I've seen at least one spot where I couldn't get the character to jump out of the water until I crouched, presumably giving him the foothold he needed.

  • Getting on crate-height things: By crate-height we mean the height that most typical crates have that makes it difficult but not impossible to jump onto them. The more speed you have the easier it is to get on the object. That's why if you're running parallel to the thing, you can try to wallstrafe along it (at the usual 40 degrees off the parallel) and jump. Suddenly switching your angle to face the thing more directly might also help. If you approach it perpendicularly try trilling before jumping but with this approach you can't help having to just time it well. Otherwise doing a kind of "bounce" jump (jump right as you've landed right next to something) also feels like it sometimes works.
  • Trees: Trees have strange hitboxes. Some of them extend most of the way up, some end only a little ways above where you can jump to without parkouring. Some of them don't even have hitboxes at all. You should look into possibilities of using trees and other unusual entities for parkour.


Boosts

Wall rockets etc. - the idea is to use a rocket or something for a sidewards boost when e.g. falling. If you can, use air control instead.

Weapon boosts: best to worst (?) - pulse rifle, spider mines, rockets, destabilizer

useless: chaingun grenades

spider mines can be stacked but using even just one comes at a delay compared to the instant boost from other explosives. Remember to switch to them as early as you're able to start planting them down.

WHAT IS THE BEST PLACEMENT OF SPIDER MINES for max vertical boost?

Ramp boosting: When you fall on a slanted surface of any kind, you automatically gain a boost off it, making you save time if the boost is in the direction you were going. This is why you should try to time all jumps so you land them on suitable ramps. With long downwards inclines (like the escalators in level one) it's extra important not to hit any strafe buttons while airborne.
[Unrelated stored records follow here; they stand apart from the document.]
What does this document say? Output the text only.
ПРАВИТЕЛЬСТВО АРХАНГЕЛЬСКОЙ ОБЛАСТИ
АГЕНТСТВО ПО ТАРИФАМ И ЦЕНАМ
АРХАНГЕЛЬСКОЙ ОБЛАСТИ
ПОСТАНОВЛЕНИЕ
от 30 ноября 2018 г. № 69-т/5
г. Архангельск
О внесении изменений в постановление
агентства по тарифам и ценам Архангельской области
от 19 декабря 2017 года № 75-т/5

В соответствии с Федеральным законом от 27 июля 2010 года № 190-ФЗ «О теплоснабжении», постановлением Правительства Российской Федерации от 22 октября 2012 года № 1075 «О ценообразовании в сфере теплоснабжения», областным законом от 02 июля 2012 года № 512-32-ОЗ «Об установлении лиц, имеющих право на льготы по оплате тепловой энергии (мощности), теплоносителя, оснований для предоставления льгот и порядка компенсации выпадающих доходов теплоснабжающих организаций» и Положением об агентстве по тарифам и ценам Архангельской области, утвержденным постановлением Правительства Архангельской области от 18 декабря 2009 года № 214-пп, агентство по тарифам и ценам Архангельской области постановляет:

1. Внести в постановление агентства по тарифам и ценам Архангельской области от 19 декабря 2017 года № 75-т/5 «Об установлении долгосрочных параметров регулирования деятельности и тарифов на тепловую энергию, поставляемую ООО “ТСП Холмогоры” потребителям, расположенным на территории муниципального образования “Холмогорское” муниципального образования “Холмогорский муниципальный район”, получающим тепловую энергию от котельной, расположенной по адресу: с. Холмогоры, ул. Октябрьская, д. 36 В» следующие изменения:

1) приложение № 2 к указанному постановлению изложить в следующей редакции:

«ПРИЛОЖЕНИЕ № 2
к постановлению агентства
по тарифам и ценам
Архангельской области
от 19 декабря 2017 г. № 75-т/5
This way you can gather ENORMOUS amounts of speed.

If you need to for some reason, hopping up a slope doesn't cause you to lose any speed.

Explosive barrels

Enemy boost: Getting hit by any enemy fire will propulse you. The effect starts to get pretty significant pretty quickly so try to get enemies to do this a lot.
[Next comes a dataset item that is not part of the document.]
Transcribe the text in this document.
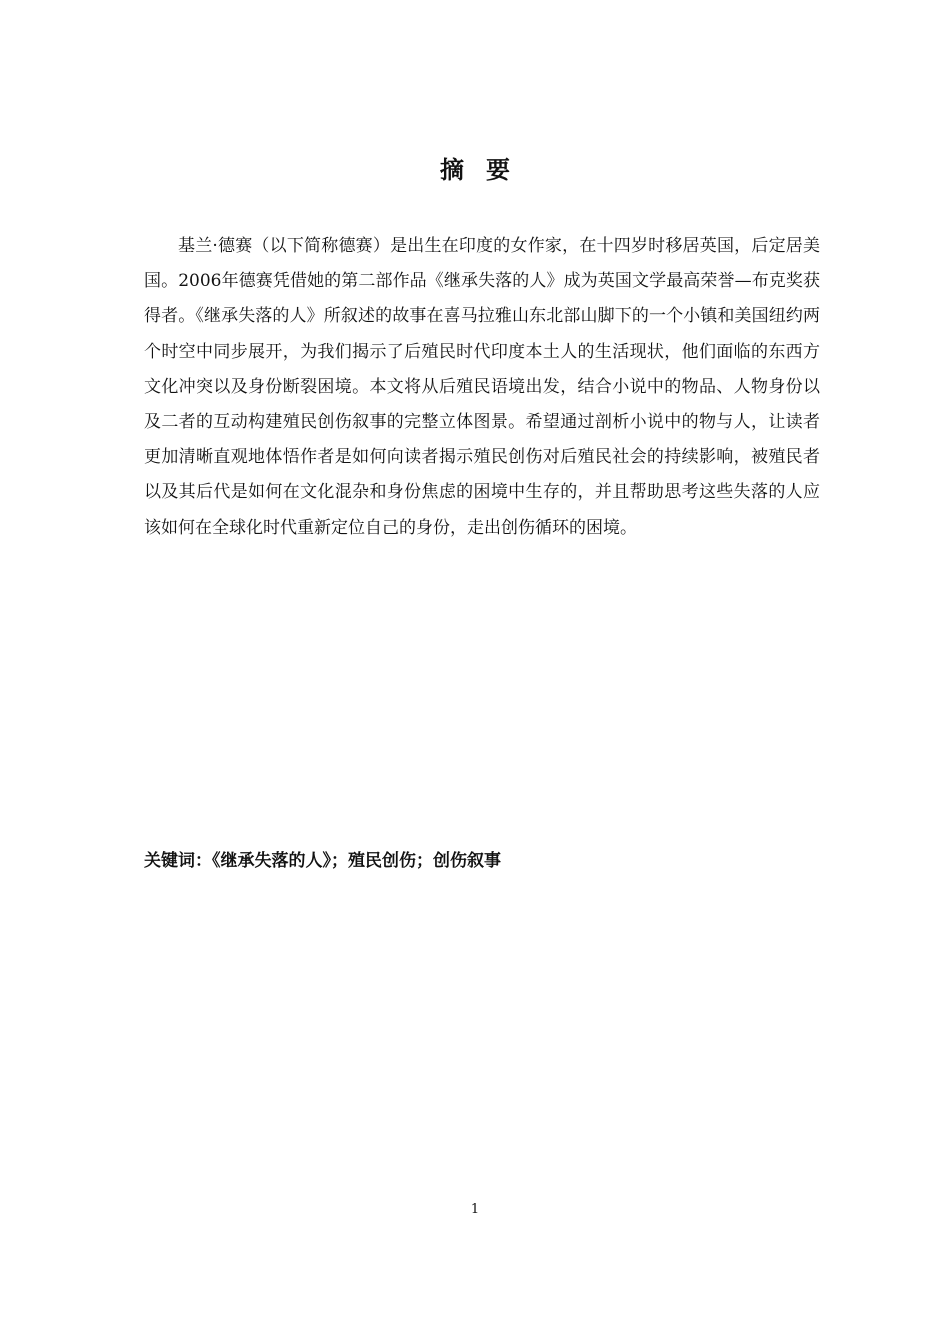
摘要

基兰·德赛（以下简称德赛）是出生在印度的女作家，在十四岁时移居英国，后定居美国。2006年德赛凭借她的第二部作品《继承失落的人》成为英国文学最高荣誉—布克奖获得者。《继承失落的人》所叙述的故事在喜马拉雅山东北部山脚下的一个小镇和美国纽约两个时空中同步展开，为我们揭示了后殖民时代印度本土人的生活现状，他们面临的东西方文化冲突以及身份断裂困境。本文将从后殖民语境出发，结合小说中的物品、人物身份以及二者的互动构建殖民创伤叙事的完整立体图景。希望通过剖析小说中的物与人，让读者更加清晰直观地体悟作者是如何向读者揭示殖民创伤对后殖民社会的持续影响，被殖民者以及其后代是如何在文化混杂和身份焦虑的困境中生存的，并且帮助思考这些失落的人应该如何在全球化时代重新定位自己的身份，走出创伤循环的困境。

关键词：《继承失落的人》；殖民创伤；创伤叙事

1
Object boosts: When you brush against things like barrels, doors, or any object, you get stuck for a little bit until you're ejected again. When this happens you temporarily gain a fairly high speed which you can preserve by starting to hop. Think about combining this with a chain jump off the same or an adjacent object.

The timing on the first hop is tricky: you have to jump a little bit before actually getting the boost, while being stuck.

There's a chance the object boost is really just a wall strafe.